E nesta era de esplendorosas descobertas que tão largamente atingiram o campo da medicina, diagnóstico perfeito é muitas vezes sinónimo de esperança, não tanto nos recursos naturais sempre imprescindíveis, mas, em muitos outros, que de modo avassalador vieram e vêm ao nosso encontro.
É em apoio desta necessidade do diagnóstico exato, que se traz um pouco da experiência própria e se esta é muitas vezes, como na irônica expressão de Oscar Wilde, apenas aquilo que cada um aprende com os próprios erros o certo é que o conhecimento havido da experiência dos outros nos serve frequentemente de condutor.
Escritas estas notas com a simplicidade inerente à seriedade do problema, e publicadas ao longo dos anos na Coimbra Médicas, são agora reunidas em volume.
Dedicadas, em especial, aos seus estimados colaboradores e alunos,o autor redigiu-as apenas com a preocupação da responsabilidade.
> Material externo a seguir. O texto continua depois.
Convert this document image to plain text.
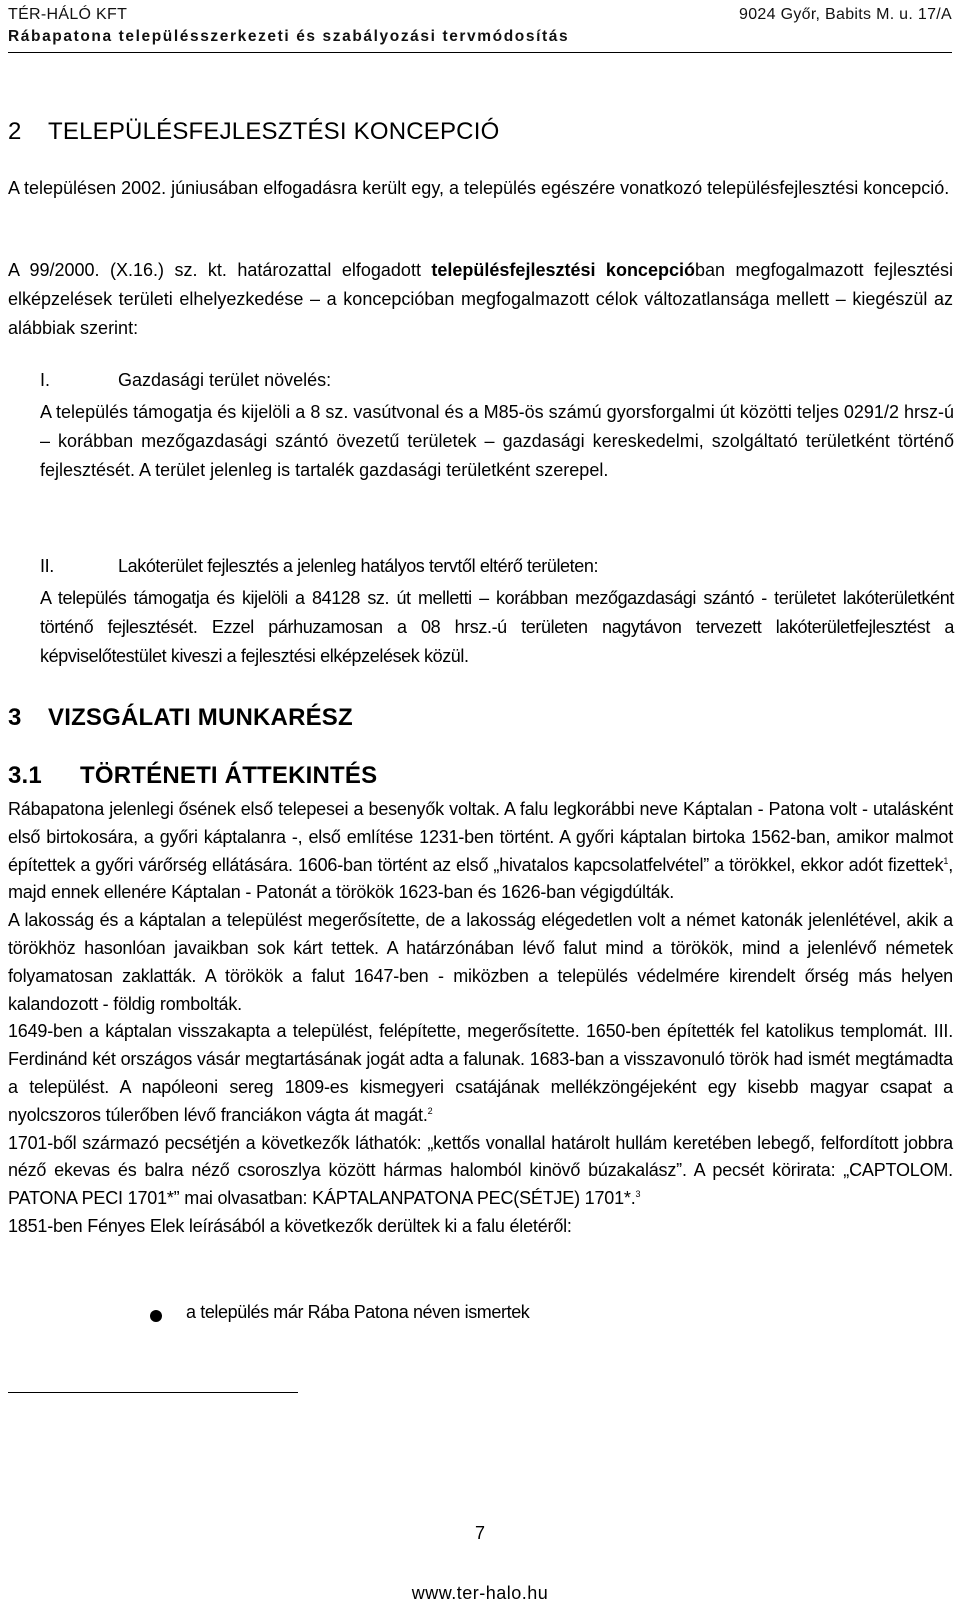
TÉR-HÁLÓ KFT	9024 Győr, Babits M. u. 17/A
Rábapatona településszerkezeti és szabályozási tervmódosítás
2 TELEPÜLÉSFEJLESZTÉSI KONCEPCIÓ
A településen 2002. júniusában elfogadásra került egy, a település egészére vonatkozó településfejlesztési koncepció.
A 99/2000. (X.16.) sz. kt. határozattal elfogadott településfejlesztési koncepcióban megfogalmazott fejlesztési elképzelések területi elhelyezkedése – a koncepcióban megfogalmazott célok változatlansága mellett – kiegészül az alábbiak szerint:
I.	Gazdasági terület növelés:
A település támogatja és kijelöli a 8 sz. vasútvonal és a M85-ös számú gyorsforgalmi út közötti teljes 0291/2 hrsz-ú – korábban mezőgazdasági szántó övezetű területek – gazdasági kereskedelmi, szolgáltató területként történő fejlesztését. A terület jelenleg is tartalék gazdasági területként szerepel.
II.	Lakóterület fejlesztés a jelenleg hatályos tervtől eltérő területen:
A település támogatja és kijelöli a 84128 sz. út melletti – korábban mezőgazdasági szántó - területet lakóterületként történő fejlesztését. Ezzel párhuzamosan a 08 hrsz.-ú területen nagytávon tervezett lakóterületfejlesztést a képviselőtestület kiveszi a fejlesztési elképzelések közül.
3 VIZSGÁLATI MUNKARÉSZ
3.1 TÖRTÉNETI ÁTTEKINTÉS

Rábapatona jelenlegi ősének első telepesei a besenyők voltak. A falu legkorábbi neve Káptalan - Patona volt - utalásként első birtokosára, a győri káptalanra -, első említése 1231-ben történt. A győri káptalan birtoka 1562-ban, amikor malmot építettek a győri várőrség ellátására. 1606-ban történt az első „hivatalos kapcsolatfelvétel” a törökkel, ekkor adót fizettek$^1$, majd ennek ellenére Káptalan - Patonát a törökök 1623-ban és 1626-ban végigdúlták.

A lakosság és a káptalan a települést megerősítette, de a lakosság elégedetlen volt a német katonák jelenlétével, akik a törökhöz hasonlóan javaikban sok kárt tettek. A határzónában lévő falut mind a törökök, mind a jelenlévő németek folyamatosan zaklatták. A törökök a falut 1647-ben - miközben a település védelmére kirendelt őrség más helyen kalandozott - földig rombolták.

1649-ben a káptalan visszakapta a települést, felépítette, megerősítette. 1650-ben építették fel katolikus templomát. III. Ferdinánd két országos vásár megtartásának jogát adta a falunak. 1683-ban a visszavonuló török had ismét megtámadta a települést. A napóleoni sereg 1809-es kismegyeri csatájának mellékzöngéjeként egy kisebb magyar csapat a nyolcszoros túlerőben lévő franciákon vágta át magát.$^2$

1701-ből származó pecsétjén a következők láthatók: „kettős vonallal határolt hullám keretében lebegő, felfordított jobbra néző ekevas és balra néző csoroszlya között hármas halomból kinövő búzakalász”. A pecsét körirata: „CAPTOLOM. PATONA PECI 1701*” mai olvasatban: KÁPTALANPATONA PEC(SÉTJE) 1701*.$^3$

1851-ben Fényes Elek leírásából a következők derültek ki a falu életéről:

a település már Rába Patona néven ismertek
7
www.ter-halo.hu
Nelas perpassam alguns dos problemas da clinica, problemas que são na verdade de todos nós.
Se na quase totalidade das descrições se começa por um erro de diagnóstico não houve deste modo senão a intenção de pôr em evidência a facilidade com que qualquer clinico, entre os quais me conto, pode ser levado por uma falsa trajectória. Mas, se o erro é fácil e como tal desculpável ou aceitável, o mesmo se não dirá da persistência em certo diagnóstico quando já pouco a justifica.
O diagnóstico inicial não deve ser senão o ponto de partida para uma investigação larga e profunda no sentido do esclarecimento integral. Nada mais significa que o levantar de uma onda de inquietação que só pode cessar perante a plena descoberta da verdade.